By the end of this year, state courts in New York are set to have a system in place to require that civil litigation be resolved through presumptive mediation, rather than in open court, as part of an effort to continue reducing backlogs in the judiciary.
While such systems already exist throughout some state courts in New York, the new initiative will mandate presumptive mediation and alternative dispute resolution, or ADR, statewide.
The development was expected; Chief Judge Janet DiFiore announced last year that plans were in motion to implement such a program. She also previewed the initiative earlier this year in her State of the Judiciary speech.
The purpose of the initiative, which will be a significant change to the state’s court system, is partly to provide an avenue for litigants to resolve legal matters more efficiently and at a lower cost, DiFiore said.
“Making ADR services widely available in civil courts throughout the State—and facilitating the use of such services as early as possible in the case—are major steps toward a more efficient, affordable and meaningful civil justice process,” DiFiore said.
The program will be implemented based on recommendations from the Advisory Committee on ADR, which DiFiore created last year to see the initiative through. The committee is led by John Kiernan, a partner at Debevoise & Plimpton and past president of the New York City Bar Association.
Kiernan said the committee looked at information about practices in every state, as well as the four federal district courts in New York, while compiling its recommendations to DiFiore and the Office of Court Administration earlier this year. They placed special focus on New Jersey, which has had an automatic, presumptive mediation program for more than a decade.

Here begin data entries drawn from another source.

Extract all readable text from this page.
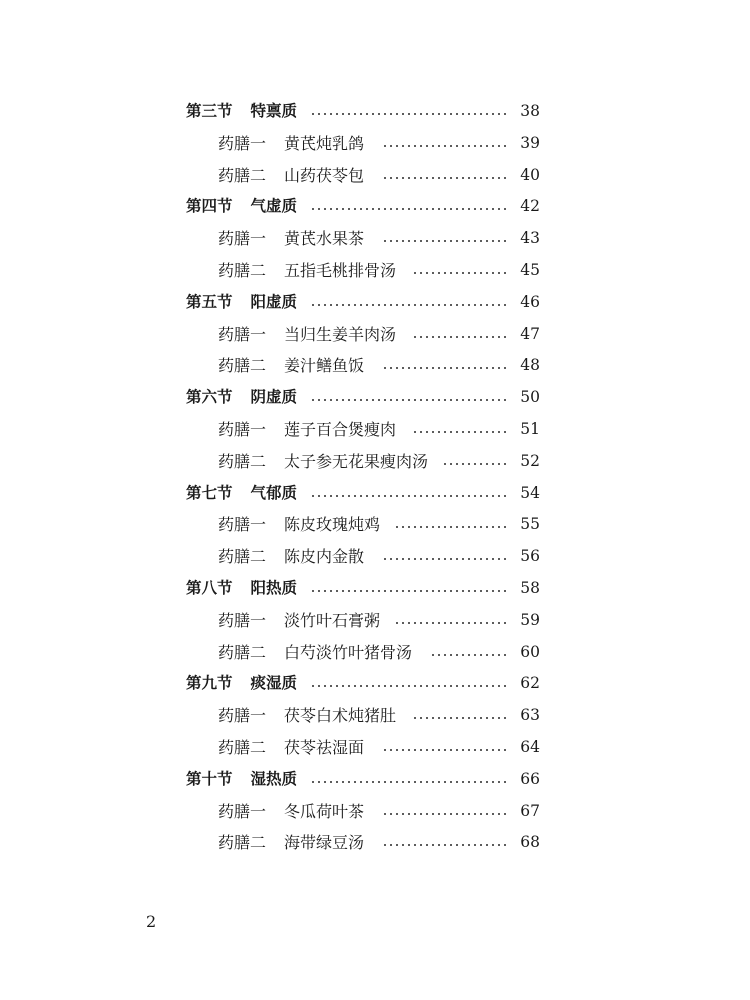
第三节 特禀质	38
药膳一 黄芪炖乳鸽	39
药膳二 山药茯苓包	40
第四节 气虚质	42
药膳一 黄芪水果茶	43
药膳二 五指毛桃排骨汤	45
第五节 阳虚质	46
药膳一 当归生姜羊肉汤	47
药膳二 姜汁鳝鱼饭	48
第六节 阴虚质	50
药膳一 莲子百合煲瘦肉	51
药膳二 太子参无花果瘦肉汤	52
第七节 气郁质	54
药膳一 陈皮玫瑰炖鸡	55
药膳二 陈皮内金散	56
第八节 阳热质	58
药膳一 淡竹叶石膏粥	59
药膳二 白芍淡竹叶猪骨汤	60
第九节 痰湿质	62
药膳一 茯苓白术炖猪肚	63
药膳二 茯苓祛湿面	64
第十节 湿热质	66
药膳一 冬瓜荷叶茶	67
药膳二 海带绿豆汤	68
2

“The overarching impression that you get by talking to the leadership of the judiciary and court administrators in New Jersey … is that, now that the program is basically settled in as a matter of practice, they kind of have a hard time imagining why any court system would not have this procedure in place,” Kiernan said in an interview Thursday.
One striking development in New Jersey, he said, was how strongly attorneys bought into the program after it was implemented. Court officials from the state told Kiernan and the committee that some lawyers who were cautious about the initiative to begin with now favor it over the previous system.
“They commented, for example, that there were categories of practitioners who were initially resistant to mandatory presumptive mediation who now, if you try to take it away from them, would be rioting in the streets because they so strongly buy into this being a better mechanism for resolving disputes,” Kiernan said.
Attorneys practicing matrimonial law have been particularly smitten with the change, Kiernan said. The expectation, based on how it’s worked out in New Jersey, is that New York will see similarly positive results.
Deputy Chief Administrative Judges George Silver, Michael Coccoma, and Vito Caruso will be working with the state’s administrative and trial court judges over the coming months to expand the number and scope of court-sponsored ADR programs in New York. Those officials will educate attorneys, judges, and litigants on the new system and how it’s expected to work.
The Office of Court Administration is also planning to issue uniform rules for the program, including when parties would be able to opt out of presumptive mediation. A framework will be provided for courts to build on while implementing the program.
Not all cases referred to mediation will be disposed of that way; there will still be instances where litigants can’t come to a resolution. In those cases, the matter will be dealt with in court rather than through mediation or another alternative method.
It’s expected to initially cost the judiciary some money, according to the advisory committee’s report. Staff will likely be hired. But the new program is also expected to produce savings in the long run, the report said.
“These recommendations are presented with recognition that they contemplate some reallocation of already tightly stretched judiciary resources toward the proposed expansion,” the report said. “Effective roll-out of broadly expanded mediation programs should ultimately result in reduction of administrative burdens on courts, though, to a degree that the extra expenditures for developing these programs should ultimately pay for themselves.”
The initial cost will also pay for an “important public need,” the report said. Chief Administrative Judge Lawrence Marks echoed that point, saying the new system will help advance the goals of justice for litigants in New York going forward.
“Court-sponsored ADR has a proven record of success, with high settlement rates and strong user satisfaction among litigants and lawyers,” Marks said. “We are eager to move ahead as we bring ADR into the mainstream, offering a far broader range of options to conventional litigation in our ongoing efforts to streamline the case management process and better serve the justice needs of New Yorkers.”
The implementation is expected to take advantage of resources that are already in place, such as volunteer mediators and community dispute resolution centers. The statewide program is expected to begin its rollout in September.